Every Mirror Has a Blind Spot: A Fixed-Point Theory of Irreducible Self-Ignorance
Headline result
For generic response functions over finite output spaces, an expected ((n−1)/n)^n fraction of inputs are contrarian: they defeat every possible self-model, regardless of its power. The bound is at least 1/4 for any output space and rises to 1/e ≈ 37% as the output space grows, using only linearity of expectation and no independence assumption.
Method in brief
Self-modelling systems are formalised as triples (M, M̂, f) and perfect self-prediction is shown to be equivalent to a fixed-point condition on the system's response function. For continuous systems, Brouwer's theorem guarantees existence but computation is shown to be PPAD-complete. The framework is validated with Monte Carlo experiments on synthetic response functions, toy models, and an empirical proof of concept on Gemma-2-2B.
Key Contributions
- Formalises self-modeling systems as triples (M, M̂, f) and proves that perfect self-prediction is equivalent to a fixed-point condition on the system's response function.
- Proves that for generic response functions over finite output spaces, an expected ((n−1)/n)^n fraction of inputs are contrarian — defeating every possible self-model regardless of its power, with the bound increasing monotonically toward 1/e ≈ 37%.
- Shows that for continuous systems, fixed-point existence is guaranteed by Brouwer's theorem but its computation is PPAD-complete, establishing a computational barrier in addition to the structural one.
- Decomposes the consciousness gap C(M, M̂) into an irreducible structural component (≥ 1/4 for any finite output space) and a computational component (what the self-model could know but fails to compute).
- Inverts the Penrose–Lucas argument: rather than Gödel's incompleteness precluding machine consciousness, the same self-referential structure guarantees that any sufficiently complex self-modeling system has an irreducible gap between itself and its self-knowledge.
Abstract
Can a system perfectly predict its own behaviour? We formalise self-modeling systems as triples (M, M̂, f) and prove that perfect self-prediction is equivalent to a fixed-point condition on the system's response function.
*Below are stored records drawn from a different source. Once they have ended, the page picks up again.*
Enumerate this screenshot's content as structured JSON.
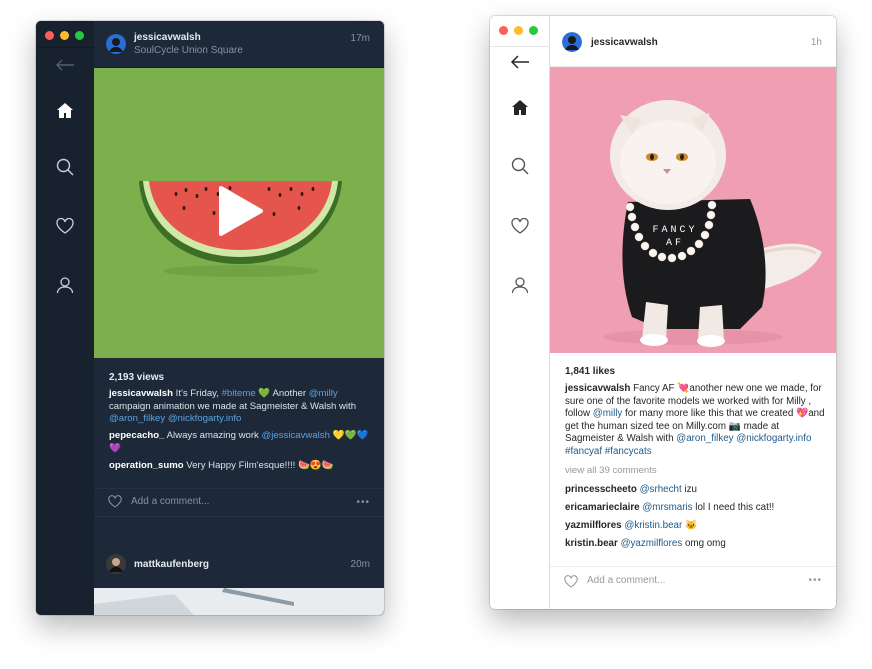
{
  "dark": {
    "nav": {
      "back": "back-arrow",
      "home": "home",
      "search": "search",
      "activity": "heart",
      "profile": "user"
    },
    "post": {
      "username": "jessicavwalsh",
      "location": "SoulCycle Union Square",
      "time": "17m",
      "views": "2,193 views",
      "caption": {
        "user": "jessicavwalsh",
        "t1": " It's Friday, ",
        "tag1": "#biteme",
        "t2": " 💚 Another ",
        "m1": "@milly",
        "t3": " campaign animation we made at Sagmeister & Walsh with ",
        "m2": "@aron_filkey",
        "t4": " ",
        "m3": "@nickfogarty.info"
      },
      "comments": [
        {
          "user": "pepecacho_",
          "t1": " Always amazing work ",
          "mention": "@jessicavwalsh",
          "t2": " 💛💚💙💜"
        },
        {
          "user": "operation_sumo",
          "t1": " Very Happy Film'esque!!!! 🍉😍🍉",
          "mention": "",
          "t2": ""
        }
      ],
      "add_comment_placeholder": "Add a comment...",
      "more": "•••"
    },
    "next_post": {
      "username": "mattkaufenberg",
      "time": "20m"
    }
  },
  "light": {
    "post": {
      "username": "jessicavwalsh",
      "time": "1h",
      "likes": "1,841 likes",
      "caption": {
        "user": "jessicavwalsh",
        "t1": " Fancy AF 💘another new one we made, for sure one of the favorite models we worked with for Milly , follow ",
        "m1": "@milly",
        "t2": " for many more like this that we created 💖and get the human sized tee on Milly.com 📷 made at Sagmeister & Walsh with ",
        "m2": "@aron_filkey",
        "t3": " ",
        "m3": "@nickfogarty.info",
        "t4": " ",
        "tag1": "#fancyaf",
        "t5": " ",
        "tag2": "#fancycats"
      },
      "view_all": "view all 39 comments",
      "comments": [
        {
          "user": "princesscheeto",
          "t1": " ",
          "mention": "@srhecht",
          "t2": " izu"
        },
        {
          "user": "ericamarieclaire",
          "t1": " ",
          "mention": "@mrsmaris",
          "t2": " lol I need this cat!!"
        },
        {
          "user": "yazmilflores",
          "t1": " ",
          "mention": "@kristin.bear",
          "t2": " 🐱"
        },
        {
          "user": "kristin.bear",
          "t1": " ",
          "mention": "@yazmilflores",
          "t2": " omg omg"
        }
      ],
      "add_comment_placeholder": "Add a comment...",
      "more": "•••"
    },
    "shirt_text_1": "FANCY",
    "shirt_text_2": "AF"
  },
  "colors": {
    "dark_bg": "#1d2938",
    "dark_sidebar": "#18222f",
    "link_dark": "#5aa3e0",
    "link_light": "#1f5a8a",
    "green_photo": "#7bb04c",
    "pink_photo": "#f09eb2"
  }
}
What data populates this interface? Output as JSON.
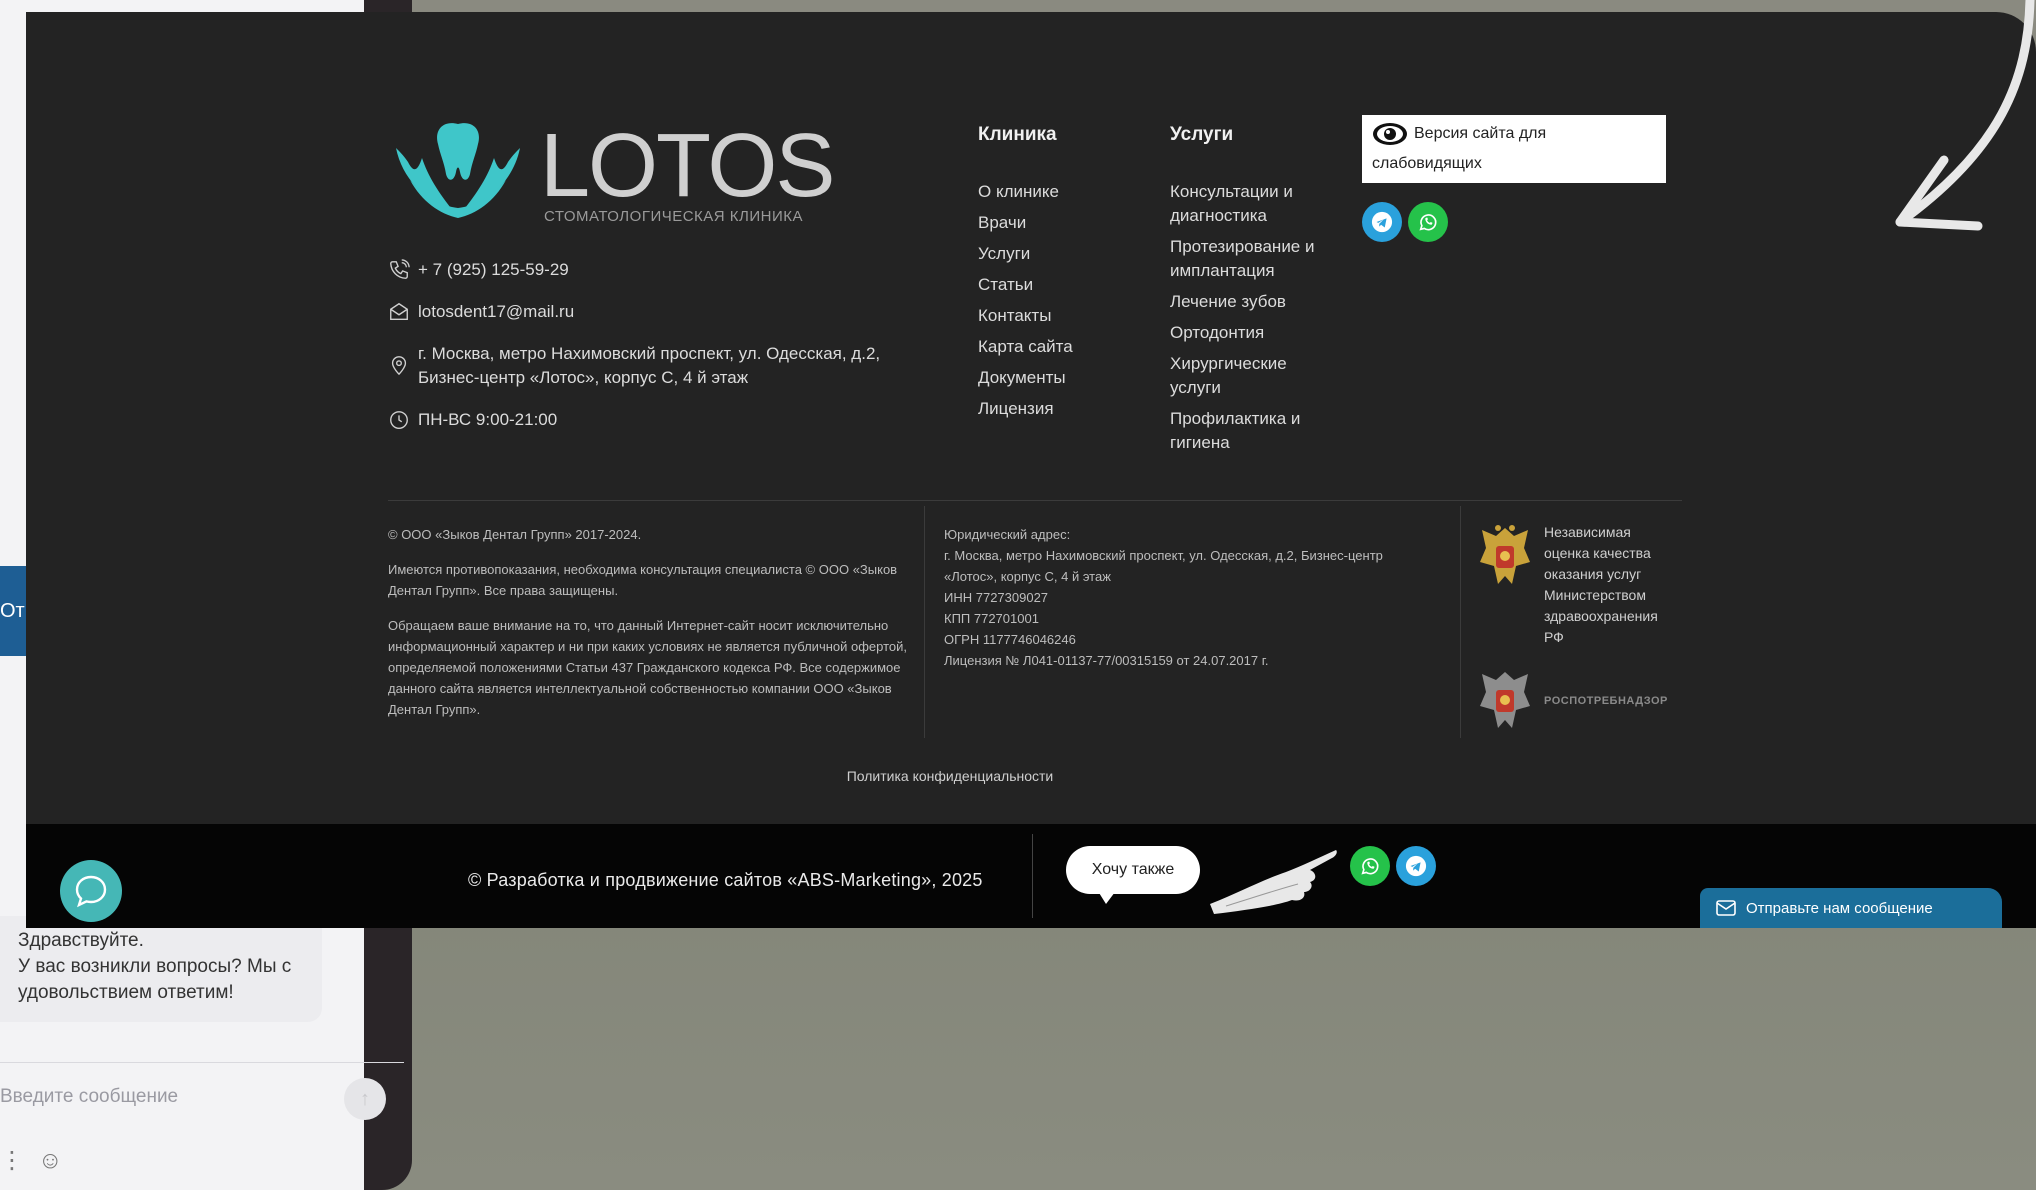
{
  "background_chat": {
    "tab_label": "От",
    "greeting_lines": [
      "Здравствуйте.",
      "У вас возникли вопросы? Мы с",
      "удовольствием ответим!"
    ],
    "input_placeholder": "Введите сообщение"
  },
  "logo": {
    "wordmark": "LOTOS",
    "subtitle": "СТОМАТОЛОГИЧЕСКАЯ КЛИНИКА",
    "mark_color": "#3fc6c9"
  },
  "contacts": {
    "phone": "+ 7 (925) 125-59-29",
    "email": "lotosdent17@mail.ru",
    "address_line1": "г. Москва, метро Нахимовский проспект, ул. Одесская, д.2,",
    "address_line2": "Бизнес-центр «Лотос», корпус С, 4 й этаж",
    "hours": "ПН-ВС 9:00-21:00"
  },
  "nav": {
    "clinic_title": "Клиника",
    "clinic_items": [
      "О клинике",
      "Врачи",
      "Услуги",
      "Статьи",
      "Контакты",
      "Карта сайта",
      "Документы",
      "Лицензия"
    ],
    "services_title": "Услуги",
    "services_items": [
      "Консультации и диагностика",
      "Протезирование и имплантация",
      "Лечение зубов",
      "Ортодонтия",
      "Хирургические услуги",
      "Профилактика и гигиена"
    ]
  },
  "accessibility": {
    "label_line1": "Версия сайта для",
    "label_line2": "слабовидящих"
  },
  "legal": {
    "copyright": "© ООО «Зыков Дентал Групп» 2017-2024.",
    "contraindications": "Имеются противопоказания, необходима консультация специалиста © ООО «Зыков Дентал Групп». Все права защищены.",
    "notice": "Обращаем ваше внимание на то, что данный Интернет-сайт носит исключительно информационный характер и ни при каких условиях не является публичной офертой, определяемой положениями Статьи 437 Гражданского кодекса РФ. Все содержимое данного сайта является интеллектуальной собственностью компании ООО «Зыков Дентал Групп».",
    "address_title": "Юридический адрес:",
    "address_text": "г. Москва, метро Нахимовский проспект, ул. Одесская, д.2, Бизнес-центр «Лотос», корпус С, 4 й этаж",
    "inn": "ИНН 7727309027",
    "kpp": "КПП 772701001",
    "ogrn": "ОГРН 1177746046246",
    "license": "Лицензия № Л041-01137-77/00315159 от 24.07.2017 г."
  },
  "badges": {
    "ministry": "Независимая оценка качества оказания услуг Министерством здравоохранения РФ",
    "rospotreb": "РОСПОТРЕБНАДЗОР"
  },
  "privacy_link": "Политика конфиденциальности",
  "dev_bar": {
    "credit": "© Разработка и продвижение сайтов «ABS-Marketing», 2025",
    "want_button": "Хочу также",
    "send_message": "Отправьте нам сообщение"
  },
  "colors": {
    "footer_bg": "#232323",
    "dev_bar_bg": "#050505",
    "telegram": "#2aa1dc",
    "whatsapp": "#25c24a",
    "chat_fab": "#45b7b6",
    "send_btn": "#1b6e9a"
  }
}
For generic response functions over finite output spaces, we show that an expected ((n−1)/n)^n fraction of inputs are contrarian: they defeat every possible self-model, regardless of its power. This fraction is at least 1/4 for n ≥ 2 and increases monotonically to 1/e ≈ 37% as the output space grows. The bound uses only linearity of expectation and requires no independence assumption. For continuous systems, Brouwer's theorem guarantees fixed-point existence, but computing it is PPAD-complete, so a computational barrier persists. We prove that the predictive value of internal state equals the predictive value of self-prediction; all information about future observations flows through action prediction, making the imperfection inevitable. The resulting consciousness gap C(M, M̂) decomposes as C_str + C_comp: an irreducible structural component (a property of the system alone, at least 1/4 for any finite output space) and a computational component (what the self-model could know but fails to compute). Our framework inverts the Penrose–Lucas argument: rather than Gödel's incompleteness precluding machine consciousness, the same self-referential structure guarantees that any sufficiently complex self-modeling system possesses an irreducible gap between itself and its self-knowledge.